The new uniform was not only easy to assemble, it was cheap: vintage thrift-store clothes fit in perfectly. Loose-fitting pants, either old jeans or long shorts for both girls and guys, formed the basis of the look. Long-sleeved undershirts or ratty flannel shirts worn over T-shirts defined grunge. Torn corduroy jackets or old cardigan sweaters were
optional. Converse high-top sneakers, boots, and heavy-soled shoes (particularly Doc Martens) were preferred footwear. Baseball caps topped off the look. Like most trends, grunge eventually gave way to new fads. The rage began to ebb when twenty-seven-year-old Kurt Cobain, lead singer of Nirvana, was found dead from an apparently self-inflicted gunshot wound in April 1994.
While alternative rock brought grunge to the forefront in the early 1990s, hip-hop music created its own fashion empire throughout the decade. Hip-hop and rap, terms that were almost interchangeable, traced their roots back to black street music of the 1970s. This music, as well as its accompanying culture and fashion, grew throughout the 1980s and exploded in the 1990s. In 1998, for example, rap outsold country music, which was formerly the top-selling format in the United States. Rap sold more than eighty-one million compact discs and tapes that year. The growth of this musical format brought with it an incredible demand for its fashion counterpart.
The hip-hop look was diverse and evolved over time as it was adopted by white youth. One of the most enduring images of hip-hop, however, was baggy pants worn around the hip to expose underwear waistbands bearing designer names. Other essentials included pricey sneakers (sometimes worn with laces untied), hooded sweatshirts (known as "hoodies" and often worn with the hoods covering the head), and flashes of jewelry (preferably gold or platinum).

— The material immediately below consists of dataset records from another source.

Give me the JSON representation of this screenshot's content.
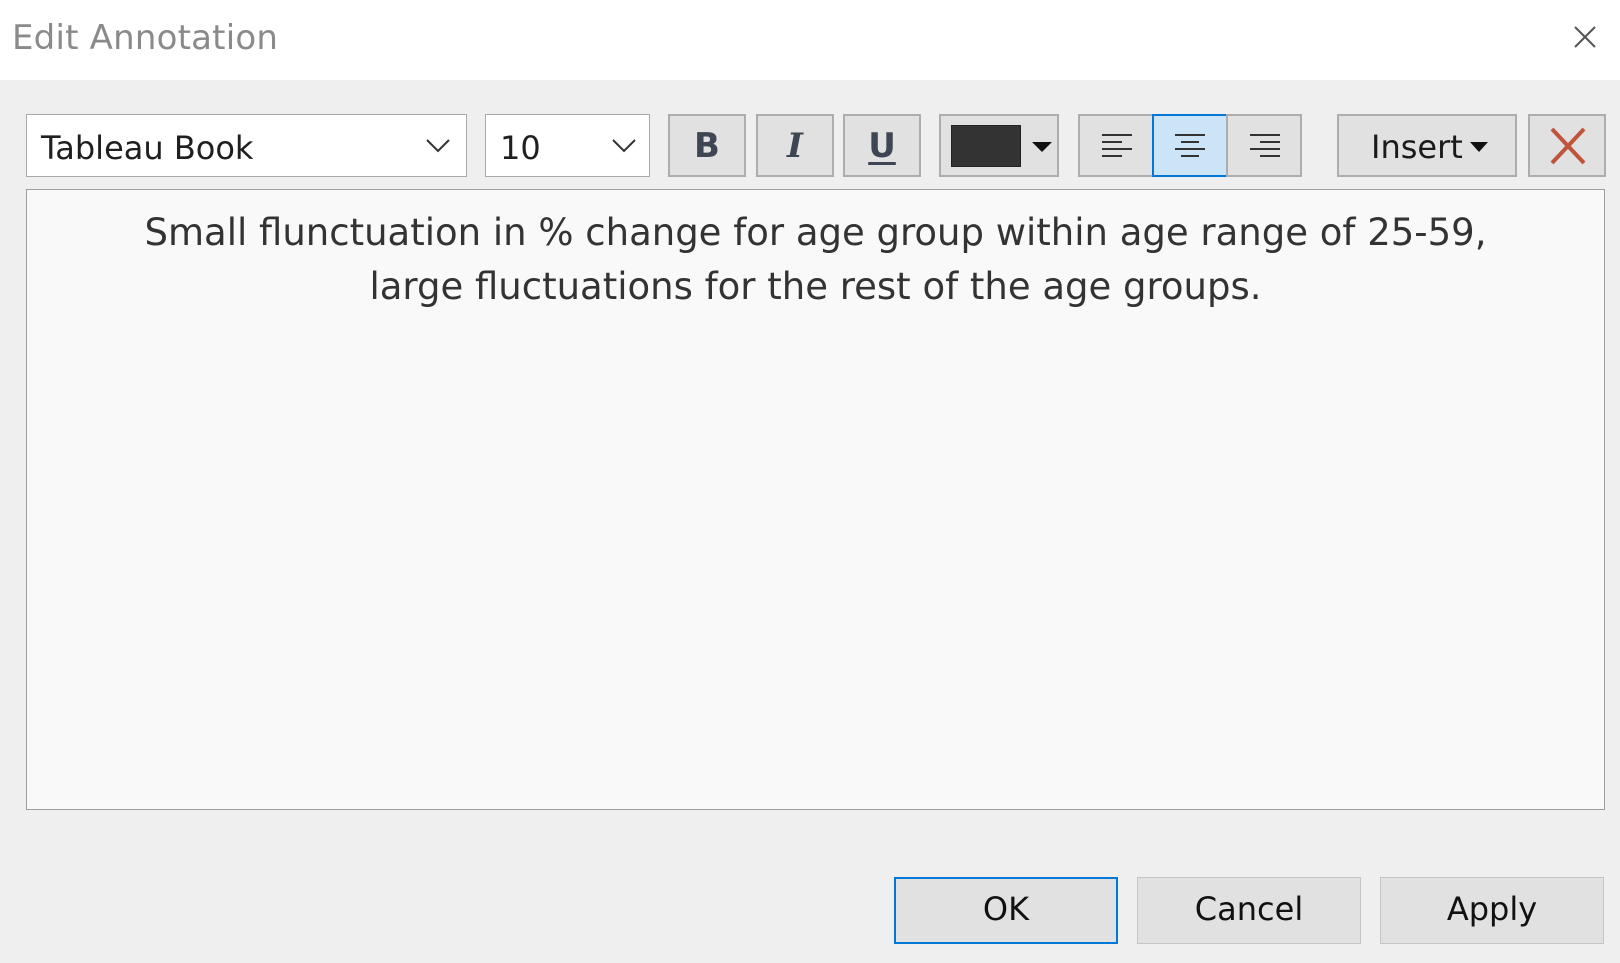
{
  "window": {
    "title": "Edit Annotation"
  },
  "toolbar": {
    "font_family": "Tableau Book",
    "font_size": "10",
    "bold_label": "B",
    "italic_label": "I",
    "underline_label": "U",
    "text_color": "#333333",
    "alignment": "center",
    "insert_label": "Insert"
  },
  "editor": {
    "line1": "Small flunctuation in % change for age group within age range of 25-59,",
    "line2": "large fluctuations for the rest of the age groups."
  },
  "footer": {
    "ok_label": "OK",
    "cancel_label": "Cancel",
    "apply_label": "Apply"
  },
  "colors": {
    "accent": "#0078d7",
    "selected_fill": "#cce4f7",
    "clear_icon": "#c0533a"
  }
}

While these items defined hip-hop fashions, the look progressed: jeans that were extremely baggy at the start of the decade were merely loose by its end. Baseball caps that used to be worn backward faced front again or at least to the side. They also soon shared the top spot with ski caps (known as "skullies"). Hoodies made way for loose-fitting hockey jerseys, polo shirts, ski jackets, and varsity jackets. Sneakers paved the way for hiking boots.
Casual Dress or Dressing Down?
Uncommon in the early 1990s, "dressing down" at work—wearing casual clothing at the office—became very popular within just a few years. Employers and employees called the innovation casual day, casual Friday (the day of the week it would most often occur), or office casual. As casual days in corporate America became more common, everyone seemed to have lower expectations about dressing formally. Americans began to dress down not only on designated workdays, but all the time. Jeans and sneakers became acceptable attire to wear just about everywhere. Celebrities went out on the town in bike shorts and baseball caps, and supermodels sported T-shirts and jeans. Movie stars showed up for film premieres dressed in baggy sweaters and pants. Rock stars such as Kurt Cobain of the Seattle band Nirvana popularized torn jeans, untucked flannel shirts, and ratty T-shirts. Although young people latched onto the "grunge" look as their own, adults were not immune to its influences. Even President Bill Clinton stopped looking presidential, as photographers snapped photograph after photograph of him jogging in shorts and logo T-shirts.
Brand names also played an important role in hip-hop fashions, as many styles prominently featured logos. Jeans and shirts bearing the Tommy Hilfiger label were hot commodities, as was designer Ralph Lauren's Polo logo. African American labels—FUBU (an acronym for the slogan For Us by Us), Naughty Gear, Phat Farm, Pure Playaz, UB Tuff, and Wu-Wear—were particularly important in the hip-hop culture. Musicians and rappers such as LL Cool J, Tupac Shakur, Puff Daddy (who would also introduce his own line of fashions, Sean John), and Lauryn Hill helped to set style standards.